As of now, the only people who should not get a COVID-19 vaccine because of allergy-related concerns is very narrow. It includes you if:
- You’ve had a severe allergic reaction (anaphylaxis) after a previous dose of an mRNA COVID-19 vaccine or any of its components
- You’ve had an immediate allergic reaction of any severity to a previous dose of an mRNA COVID-19 vaccine or any of its components (including polyethylene glycol [PEG])*
- You’ve had an immediate allergic reaction of any severity to polysorbate (due to potential cross-reactive hypersensitivity with the vaccine ingredient PEG)*
* The CDC says these groups should not receive an mRNA COVID-19 vaccine at this time unless they have been evaluated by an allergist-immunologist and it is determined that the person can safely receive the vaccine (such as under observation, in a setting with advanced medical care available).
This means that people with more common allergies, such as to food, pets, or environmental triggers, can safely get the Moderna COVID-19 vaccine.
Read more here about what to know if you have concerns about having a history of allergies:
- Can You Safely Get a COVID-19 Vaccine If You Have a History of Allergic Reactions?
- Should You Get the COVID-19 Vaccine If You Have a History of Allergic Reactions to Infused or Injectable Medications?
How is the Moderna vaccine given?
The vaccine is injected into the muscle of your upper arm. You will need two doses spaced 28 days apart.
The CDC says that the second dose of the vaccine should be administered as close to these recommended intervals as possible. However, the CDC’s guidance was recently updated to note that the second dose of the Pfizer and Moderna vaccines may be scheduled for administration up to six weeks (42 days) after the first dose if it is not feasible to adhere to the recommended interval.
When will people with autoimmune conditions be able to get the vaccine?
The CDC has been promoting a phased approach to the vaccine rollout, with health care workers and people living and working in long-term care facilities prioritized first, then extending eligibility to older adults and essential workers, and then to people with chronic health conditions. However, it is up to individual states to decide who is eligible to get a vaccine in that state and when.
In some states, people with high-risk medical conditions are currently eligible to receive COVID-19 vaccines. This doesn’t necessarily include autoimmune conditions, but rather focuses on many conditions that are comorbidities for inflammatory and autoimmune patients, including: obesity, diabetes, COPD, heart conditions, chronic kidney disease, cancer, sickle cell disease, and those who have undergone solid organ transplantation.
This article from Verywell Health shows how you can sign up for a COVID-19 vaccine in every state.
In addition, the American College of Rheumatology says in its guidance that people with autoimmune and inflammatory arthritis should be prioritized for vaccination before the non- prioritized general population of similar age and sex.

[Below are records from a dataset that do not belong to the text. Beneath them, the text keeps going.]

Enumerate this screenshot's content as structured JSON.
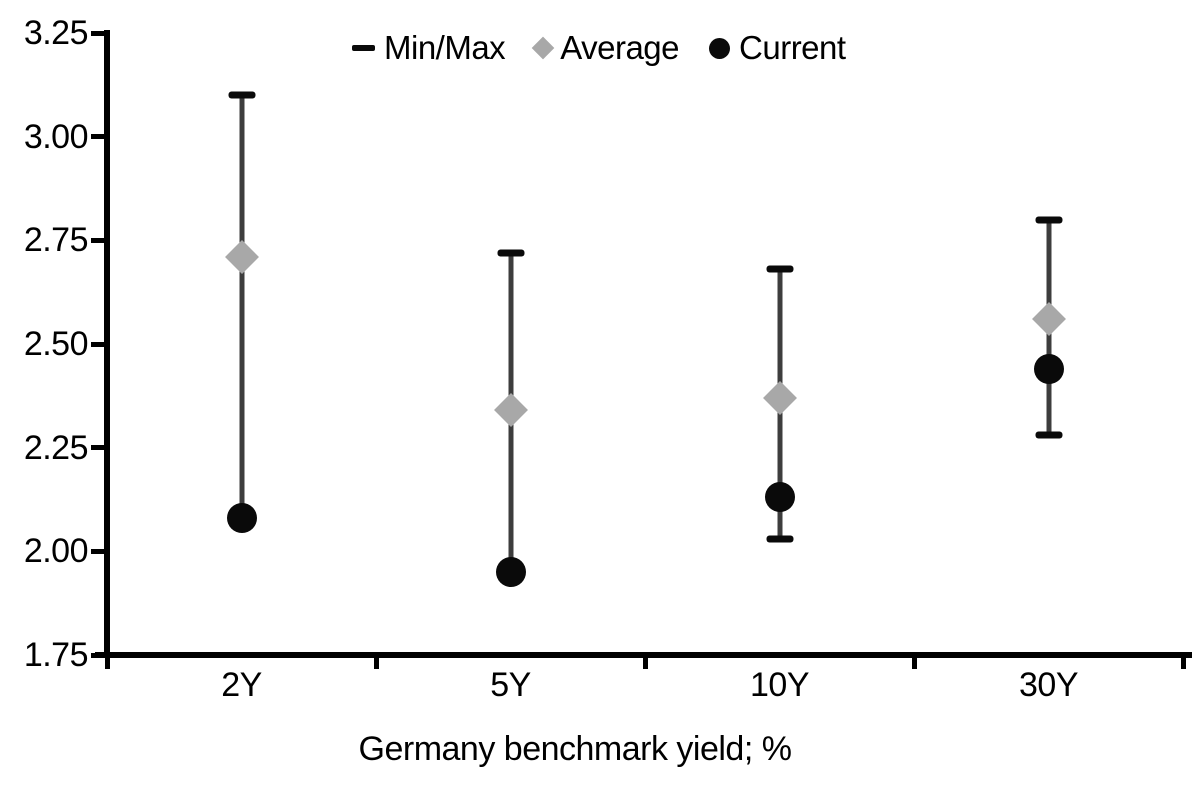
{
  "chart_data": {
    "type": "scatter",
    "subtype": "min-max-range-with-average-and-current",
    "title": "",
    "xlabel": "Germany benchmark yield; %",
    "ylabel": "",
    "ylim": [
      1.75,
      3.25
    ],
    "ytick_step": 0.25,
    "y_tick_labels": [
      "3.25",
      "3.00",
      "2.75",
      "2.50",
      "2.25",
      "2.00",
      "1.75"
    ],
    "categories": [
      "2Y",
      "5Y",
      "10Y",
      "30Y"
    ],
    "grid": false,
    "legend_position": "top-center",
    "legend": [
      {
        "label": "Min/Max",
        "marker": "dash",
        "color": "#0a0a0a"
      },
      {
        "label": "Average",
        "marker": "diamond",
        "color": "#a8a8a8"
      },
      {
        "label": "Current",
        "marker": "circle",
        "color": "#0a0a0a"
      }
    ],
    "series": [
      {
        "name": "Min/Max",
        "marker": "dash",
        "color": "#0a0a0a",
        "min": [
          2.08,
          1.95,
          2.03,
          2.28
        ],
        "max": [
          3.1,
          2.72,
          2.68,
          2.8
        ]
      },
      {
        "name": "Average",
        "marker": "diamond",
        "color": "#a8a8a8",
        "values": [
          2.71,
          2.34,
          2.37,
          2.56
        ]
      },
      {
        "name": "Current",
        "marker": "circle",
        "color": "#0a0a0a",
        "values": [
          2.08,
          1.95,
          2.13,
          2.44
        ]
      }
    ],
    "points": [
      {
        "tenor": "2Y",
        "min": 2.08,
        "max": 3.1,
        "average": 2.71,
        "current": 2.08
      },
      {
        "tenor": "5Y",
        "min": 1.95,
        "max": 2.72,
        "average": 2.34,
        "current": 1.95
      },
      {
        "tenor": "10Y",
        "min": 2.03,
        "max": 2.68,
        "average": 2.37,
        "current": 2.13
      },
      {
        "tenor": "30Y",
        "min": 2.28,
        "max": 2.8,
        "average": 2.56,
        "current": 2.44
      }
    ],
    "colors": {
      "range_line": "#3d3d3d",
      "cap": "#0a0a0a",
      "average": "#a8a8a8",
      "current": "#0a0a0a",
      "axis": "#000000",
      "text": "#000000"
    }
  }
}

What We’re Still Learning About the Vaccine
In addition to forthcoming data on people who are immunocompromised, pregnant women, and children ages 12 and up, there are other important things we still don’t know about the vaccine. This includes:
- Does it protect as well against new coronavirus variants?

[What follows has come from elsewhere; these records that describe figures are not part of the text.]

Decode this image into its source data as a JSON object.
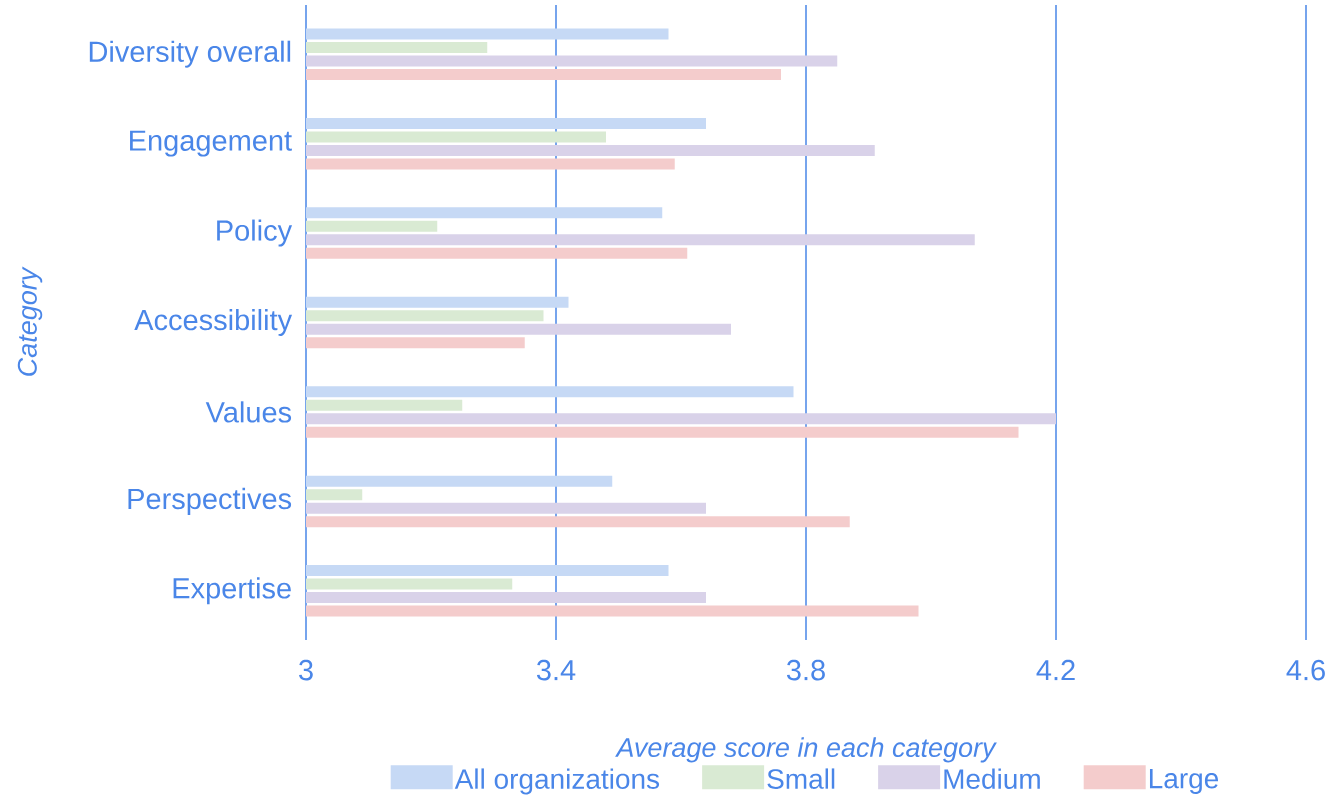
{
  "chart_data": {
    "type": "bar",
    "orientation": "horizontal",
    "xlabel": "Average score in each category",
    "ylabel": "Category",
    "categories": [
      "Diversity overall",
      "Engagement",
      "Policy",
      "Accessibility",
      "Values",
      "Perspectives",
      "Expertise"
    ],
    "series": [
      {
        "name": "All organizations",
        "color": "#c6d9f5",
        "values": [
          3.58,
          3.64,
          3.57,
          3.42,
          3.78,
          3.49,
          3.58
        ]
      },
      {
        "name": "Small",
        "color": "#d9ead3",
        "values": [
          3.29,
          3.48,
          3.21,
          3.38,
          3.25,
          3.09,
          3.33
        ]
      },
      {
        "name": "Medium",
        "color": "#d9d2e9",
        "values": [
          3.85,
          3.91,
          4.07,
          3.68,
          4.2,
          3.64,
          3.64
        ]
      },
      {
        "name": "Large",
        "color": "#f4cccc",
        "values": [
          3.76,
          3.59,
          3.61,
          3.35,
          4.14,
          3.87,
          3.98
        ]
      }
    ],
    "xlim": [
      3,
      4.6
    ],
    "xticks": [
      3,
      3.4,
      3.8,
      4.2,
      4.6
    ],
    "grid": "x",
    "legend": "bottom"
  }
}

- Does it protect against asymptomatic cases of COVID-19?
- Does it prevent transmission of COVID-19?
- How long does protection last?
- Is the vaccine less effective (or how much less effective is it) in people taking immunosuppressant medication?
Until this data is available, it’s important to remember that getting vaccinated is not a passport to a pre-COVID life. People who are vaccinated still need to wear face masks and practice social distancing.